MONDETurquie: La contestation renforcée par la répression

Turquie: La contestation renforcée par la répression

MONDELa violente répression policière de mardi sur la place Taksim, à Istanbul, n'a pas entamé la détermination des manifestants...
Un manifestant sur la place Taksim, à Istanbul, dans la nuit du 11 juin 2013.
Un manifestant sur la place Taksim, à Istanbul, dans la nuit du 11 juin 2013. - AGF s.r.l. / Rex Featur/REX/SIPA
Audrey Chauvet

Audrey Chauvet

«Le pouvoir est en train de préparer sa propre fin.» Le scénario semble tout écrit pour le cinéaste turc Nuri Bilge Ceylan. Le début de l’histoire: une simple manifestation contre un projet de destruction d’un parc au cœur d’Istanbul. Puis l’effet boule de neige: des milliers de personnes qui se joignent au mouvement, protestant contre la dérive autoritaire du Premier ministre Recep Tayyip Erdogan et envahissant chaque soir la place Taksim, à Istanbul, depuis une douzaine de jours. Face à l’inflexibilité du gouvernement et à la répression policière de plus en plus violente, les manifestants ne semblent toutefois pas prêts à baisser le rideau.

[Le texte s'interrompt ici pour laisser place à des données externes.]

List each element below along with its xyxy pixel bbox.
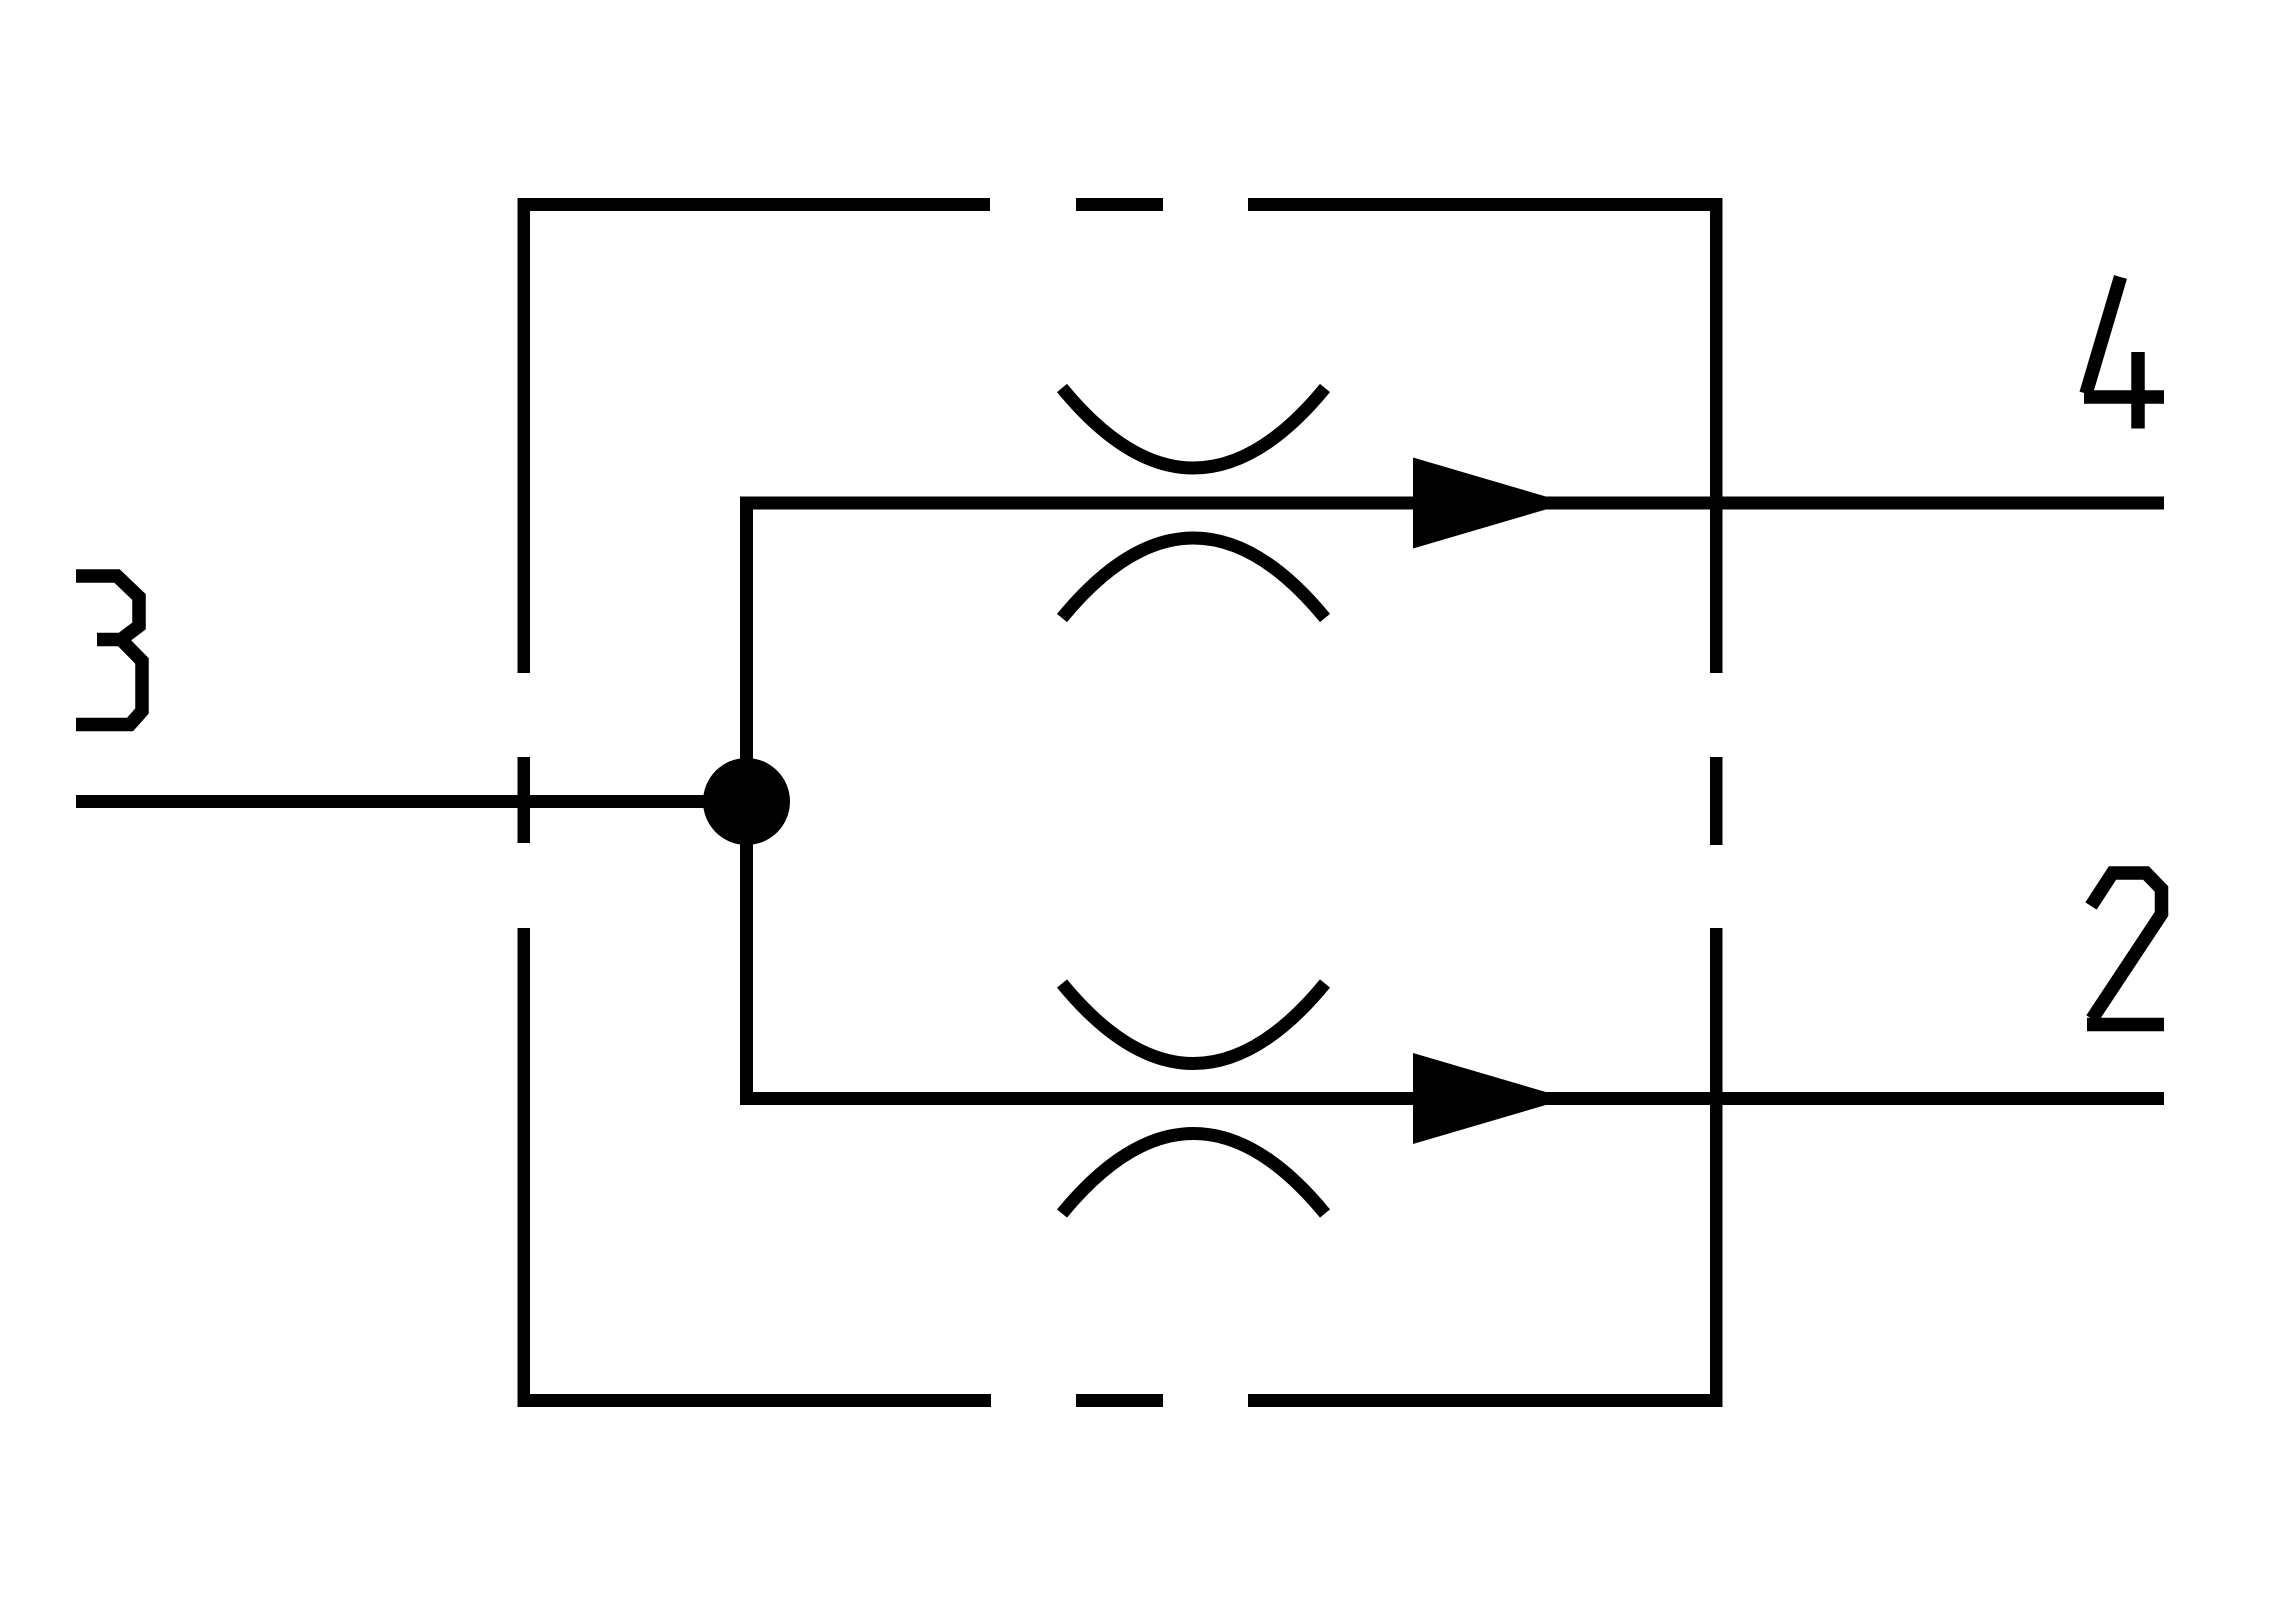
enclosure E1 right edge centre dash xyxy=(1710,757,1723,845)
port label 2 xyxy=(2087,873,2164,1025)
enclosure E1 left edge centre dash xyxy=(518,757,531,843)
enclosure E1 bottom edge right segment xyxy=(1248,1394,1723,1407)
wire branch to port 2 xyxy=(740,1092,2164,1105)
orifice R2 upper arc xyxy=(1062,984,1325,1064)
enclosure E1 left edge upper segment xyxy=(518,198,531,673)
enclosure E1 top edge left segment xyxy=(518,198,991,211)
orifice R1 upper arc xyxy=(1062,388,1325,468)
flow arrow A2 to port 2 xyxy=(1413,1053,1568,1144)
wire riser junction to branches xyxy=(740,497,753,1105)
port label 4 xyxy=(2084,277,2164,429)
enclosure E1 top edge right segment xyxy=(1248,198,1723,211)
wire port 3 inlet xyxy=(76,795,750,808)
enclosure E1 right edge upper segment xyxy=(1710,198,1723,673)
orifice R1 lower arc xyxy=(1062,538,1325,618)
junction node J1 xyxy=(703,758,790,845)
port label 3 xyxy=(76,576,142,725)
enclosure E1 bottom edge centre dash xyxy=(1076,1394,1163,1407)
enclosure E1 right edge lower segment xyxy=(1710,928,1723,1407)
enclosure E1 top edge centre dash xyxy=(1076,198,1163,211)
orifice R2 lower arc xyxy=(1062,1134,1325,1214)
enclosure E1 left edge lower segment xyxy=(518,928,531,1407)
flow arrow A1 to port 4 xyxy=(1413,458,1568,549)
enclosure E1 bottom edge left segment xyxy=(518,1394,992,1407)
wire branch to port 4 xyxy=(740,497,2164,510)
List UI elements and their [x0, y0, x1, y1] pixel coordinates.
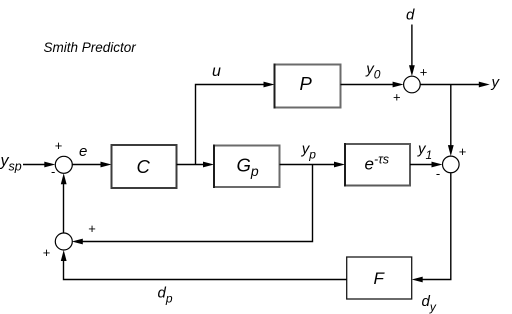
wire S3 -> y output	[420, 82, 490, 88]
block Gp	[214, 145, 280, 189]
wire u branch: C output up to P	[196, 82, 275, 165]
svg-text:+: +	[420, 65, 428, 80]
summing junction S1 (left)	[55, 156, 72, 173]
wire ysp -> S1	[23, 162, 55, 168]
block C	[112, 145, 177, 188]
svg-text:+: +	[43, 245, 51, 260]
svg-text:+: +	[393, 90, 401, 105]
svg-text:C: C	[137, 156, 151, 177]
wire Gp -> e^-ts	[280, 162, 346, 168]
wire d -> S3	[409, 25, 415, 77]
svg-text:u: u	[212, 63, 221, 80]
block e^-tau*s	[345, 143, 410, 187]
block F	[347, 257, 412, 299]
svg-text:d: d	[406, 7, 415, 24]
summing junction S2 (lower left)	[55, 233, 72, 250]
wire e^-ts -> S4	[410, 162, 443, 168]
wire P -> S3	[341, 82, 404, 88]
svg-text:Smith Predictor: Smith Predictor	[44, 40, 137, 55]
wire S4 down and left into F	[412, 173, 451, 283]
svg-text:+: +	[459, 144, 467, 159]
svg-text:+: +	[55, 138, 63, 153]
svg-text:P: P	[300, 73, 313, 94]
svg-text:e: e	[79, 143, 87, 160]
summing junction S3 (top right)	[404, 76, 421, 93]
wire yp branch down and left into S2	[72, 165, 313, 245]
svg-text:-: -	[436, 166, 440, 181]
block P	[275, 64, 341, 109]
svg-text:F: F	[374, 269, 386, 288]
wire y branch down to S4	[448, 85, 454, 157]
summing junction S4 (right)	[443, 156, 460, 173]
svg-text:+: +	[88, 221, 96, 236]
wire S1 -> C	[72, 162, 112, 168]
wire C -> Gp	[177, 162, 215, 168]
wire F left and up into S2	[61, 250, 347, 280]
wire S2 up to S1	[61, 173, 67, 233]
svg-text:-: -	[51, 164, 55, 179]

«La journée de mardi a été une claque, témoigne Samuel Forey, journaliste français qui était présent sur la place Taksim. Les policiers sont intervenus de manière extrêmement virulente. Même sur la place Tahrir, pendant la révolution égyptienne, je n’avais jamais vu autant de gaz lacrymogènes lancés sur une foule aussi nombreuse.» A trois reprises dans la journée, les forces de l’ordre ont en effet tenté de disperser les milliers de personnes réunies sur la place. Mais si les canons à eau et les lacrymos ont eu ponctuellement raison des manifestants, la mobilisation est loin d’être entamée et a même été renforcée par l’indignation face à la violence de la police: «La colère n’est pas retombée, au contraire», estime Samuel Forey.

Stratégie de division

«Une telle répression à la veille d’une négociation a choqué», confirme Elise Massicard, responsable de l'Observatoire de la vie politique turque à l'Institut français d'études anatoliennes. Ce mercredi doit en effet se tenir la première rencontre entre Recep Tayyip Erdogan et des représentants de la contestation. Des représentants semble-t-il soigneusement choisis: «On ne sait pas encore exactement qui va participer à cette rencontre, poursuit Elise Massicard. Certains participants prévus ont décidé de se retirer. La légitimité et la représentativité de la délégation risque d’être contestée.» Pour la chercheuse, le gouvernement mène une stratégie de dé-légitimation et de division du mouvement: «L’image que veut donner le gouvernement est celle d’un mouvement manipulé par quelques groupes extrémistes qui ne veulent rien entendre.» Une tactique qui peut s’avérer payante à court terme, selon elle: «La mobilisation peut se poursuivre, d’autant plus que l’AKP a prévu des manifestations massives ce week-end qui risquent d’accroître la tension».

Face à l’intransigeance d’Erdogan, qui a déclaré mardi qu’il n’aurait plus «aucune tolérance» envers les manifestants, la contestation risque donc elle aussi de se durcir. D’autant plus que le Premier ministre s’illustre encore une fois dans l’autoritarisme qui est lui reproché: «Alors qu’en Egypte les manifestants voulaient faire tomber un dictateur pour accéder à la démocratie, les Turcs qui manifestent veulent au contraire sauver la démocratie contre la dérive autoritariste d’Erdogan», explique Samuel Forey. S’il est peu probable que les négociations de mercredi calment le jeu, le week-end, qui devrait amener des milliers de personnes sur les lieux de manifestations à travers le pays, sera déterminant pour la suite du mouvement.